Plans that are being discussed include:
building a 10-story building on the parking lot
taking the present building up to 10 stories (possibly rebuilding it from the ground up)
having a mix of permanent apartments, supportive housing units, transitional housing units and shelter for at least 1,350 people
giving tax credits to contractors
having homeless people help design the program
While several people have expressed understandable skepticism about the city's plans to effectively assist the homeless community, let's bear in mind that a 24-year old restrictive covenant is holding them at bay. Let's also remember that, if we refuse to come to the table with those who are ostensibly there to work with us, we give them occasion to say that they reached out to us and WE refused to work with them. On the other hand, if we come to the table with city officials and members of the business community and they fail to make good on their promises, they give us occasion to pin the blame on THEM. So, let's give them a chance.

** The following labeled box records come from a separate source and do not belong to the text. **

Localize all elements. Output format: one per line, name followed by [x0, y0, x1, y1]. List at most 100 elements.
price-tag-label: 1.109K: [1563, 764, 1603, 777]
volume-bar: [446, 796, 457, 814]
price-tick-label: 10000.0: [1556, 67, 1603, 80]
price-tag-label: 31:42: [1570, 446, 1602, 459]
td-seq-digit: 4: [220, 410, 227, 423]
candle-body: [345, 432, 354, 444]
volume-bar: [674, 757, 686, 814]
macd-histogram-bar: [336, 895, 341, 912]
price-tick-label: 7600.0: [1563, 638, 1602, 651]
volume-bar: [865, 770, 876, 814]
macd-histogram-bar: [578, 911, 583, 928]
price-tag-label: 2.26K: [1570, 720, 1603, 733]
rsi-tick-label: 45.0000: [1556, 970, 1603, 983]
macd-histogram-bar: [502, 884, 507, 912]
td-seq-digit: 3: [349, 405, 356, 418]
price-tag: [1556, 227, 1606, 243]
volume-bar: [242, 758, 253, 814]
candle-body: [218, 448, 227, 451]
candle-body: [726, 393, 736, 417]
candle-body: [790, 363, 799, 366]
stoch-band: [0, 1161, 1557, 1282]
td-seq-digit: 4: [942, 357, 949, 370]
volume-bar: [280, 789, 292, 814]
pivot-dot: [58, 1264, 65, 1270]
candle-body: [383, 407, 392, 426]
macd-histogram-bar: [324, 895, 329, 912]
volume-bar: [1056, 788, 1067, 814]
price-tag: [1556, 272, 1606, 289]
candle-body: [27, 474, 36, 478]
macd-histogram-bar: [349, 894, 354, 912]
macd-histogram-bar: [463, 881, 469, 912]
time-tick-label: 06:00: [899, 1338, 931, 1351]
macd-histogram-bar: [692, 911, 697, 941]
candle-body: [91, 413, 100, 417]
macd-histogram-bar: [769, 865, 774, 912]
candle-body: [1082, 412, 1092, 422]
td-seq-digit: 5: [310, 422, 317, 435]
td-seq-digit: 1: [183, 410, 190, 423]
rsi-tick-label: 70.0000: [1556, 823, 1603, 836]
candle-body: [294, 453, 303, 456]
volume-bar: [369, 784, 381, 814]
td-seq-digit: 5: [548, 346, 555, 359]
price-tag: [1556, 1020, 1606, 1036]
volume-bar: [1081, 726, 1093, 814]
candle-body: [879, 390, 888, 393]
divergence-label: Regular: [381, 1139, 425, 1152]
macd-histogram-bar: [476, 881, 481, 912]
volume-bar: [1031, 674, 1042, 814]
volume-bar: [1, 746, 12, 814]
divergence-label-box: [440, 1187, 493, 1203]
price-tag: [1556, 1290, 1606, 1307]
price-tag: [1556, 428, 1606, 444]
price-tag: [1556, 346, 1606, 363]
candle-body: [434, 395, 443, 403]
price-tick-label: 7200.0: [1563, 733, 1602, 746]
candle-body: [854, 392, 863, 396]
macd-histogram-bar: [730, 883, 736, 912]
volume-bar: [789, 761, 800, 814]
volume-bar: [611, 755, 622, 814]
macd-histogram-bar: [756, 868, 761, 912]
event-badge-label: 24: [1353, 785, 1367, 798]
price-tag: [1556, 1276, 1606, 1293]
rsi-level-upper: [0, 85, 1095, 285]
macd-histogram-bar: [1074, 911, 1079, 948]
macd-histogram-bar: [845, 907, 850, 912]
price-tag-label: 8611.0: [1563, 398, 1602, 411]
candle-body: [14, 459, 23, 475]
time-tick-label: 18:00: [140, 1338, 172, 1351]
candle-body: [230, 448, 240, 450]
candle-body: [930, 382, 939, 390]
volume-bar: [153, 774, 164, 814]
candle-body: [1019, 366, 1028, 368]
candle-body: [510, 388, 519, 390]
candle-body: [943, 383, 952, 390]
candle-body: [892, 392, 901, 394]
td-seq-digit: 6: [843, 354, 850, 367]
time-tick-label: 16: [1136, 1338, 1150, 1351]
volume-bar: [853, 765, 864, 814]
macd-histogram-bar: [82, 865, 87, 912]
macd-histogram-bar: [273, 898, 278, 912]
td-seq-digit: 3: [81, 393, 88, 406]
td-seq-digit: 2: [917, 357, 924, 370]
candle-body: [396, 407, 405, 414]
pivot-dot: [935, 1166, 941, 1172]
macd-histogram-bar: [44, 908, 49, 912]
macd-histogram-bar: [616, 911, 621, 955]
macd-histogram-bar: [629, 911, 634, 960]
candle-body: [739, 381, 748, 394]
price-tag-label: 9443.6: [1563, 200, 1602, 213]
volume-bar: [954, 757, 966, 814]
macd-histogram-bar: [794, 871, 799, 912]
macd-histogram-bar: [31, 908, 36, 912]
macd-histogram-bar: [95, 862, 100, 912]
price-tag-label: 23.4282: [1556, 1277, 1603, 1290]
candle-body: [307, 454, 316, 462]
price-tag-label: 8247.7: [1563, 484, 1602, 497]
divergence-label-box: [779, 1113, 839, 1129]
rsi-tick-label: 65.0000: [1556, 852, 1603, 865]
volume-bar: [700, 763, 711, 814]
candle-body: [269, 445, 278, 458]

A contract employee of the business community might attend our November 19th SHARC meeting.
5 – Forming a charette: It has been suggested that we form a charette that would draw up a plan for ending homelessness in DC and then take that plan to government officials, as opposed to waiting for the governments to end homelessness.
6 – Creating unconventional partnerships: It has been suggested that SHARC develop unconventional partnerships with environmental groups, the LGBT community and others who don't usually advocate with or for the homeless, as there are various reasons for which we are inextricably connected to them. (Most homeless teens were thrown out of their parents' house for being LGBT and the construction of affordable housing lends itself to the creation of green jobs.)
7 – Protesting/opposing unconventional targets: It has been suggested that SHARC demonstrate in front of the Verizon Center and other businesses that have tried to push homeless people and/or homeless services (including housing for the homeless) out of their neighborhood.
8 – Making our enemies work for/with us: It has been suggested that we involve those who don't want the homeless in their neighborhoods (see item #7) in our effort to end homelessness.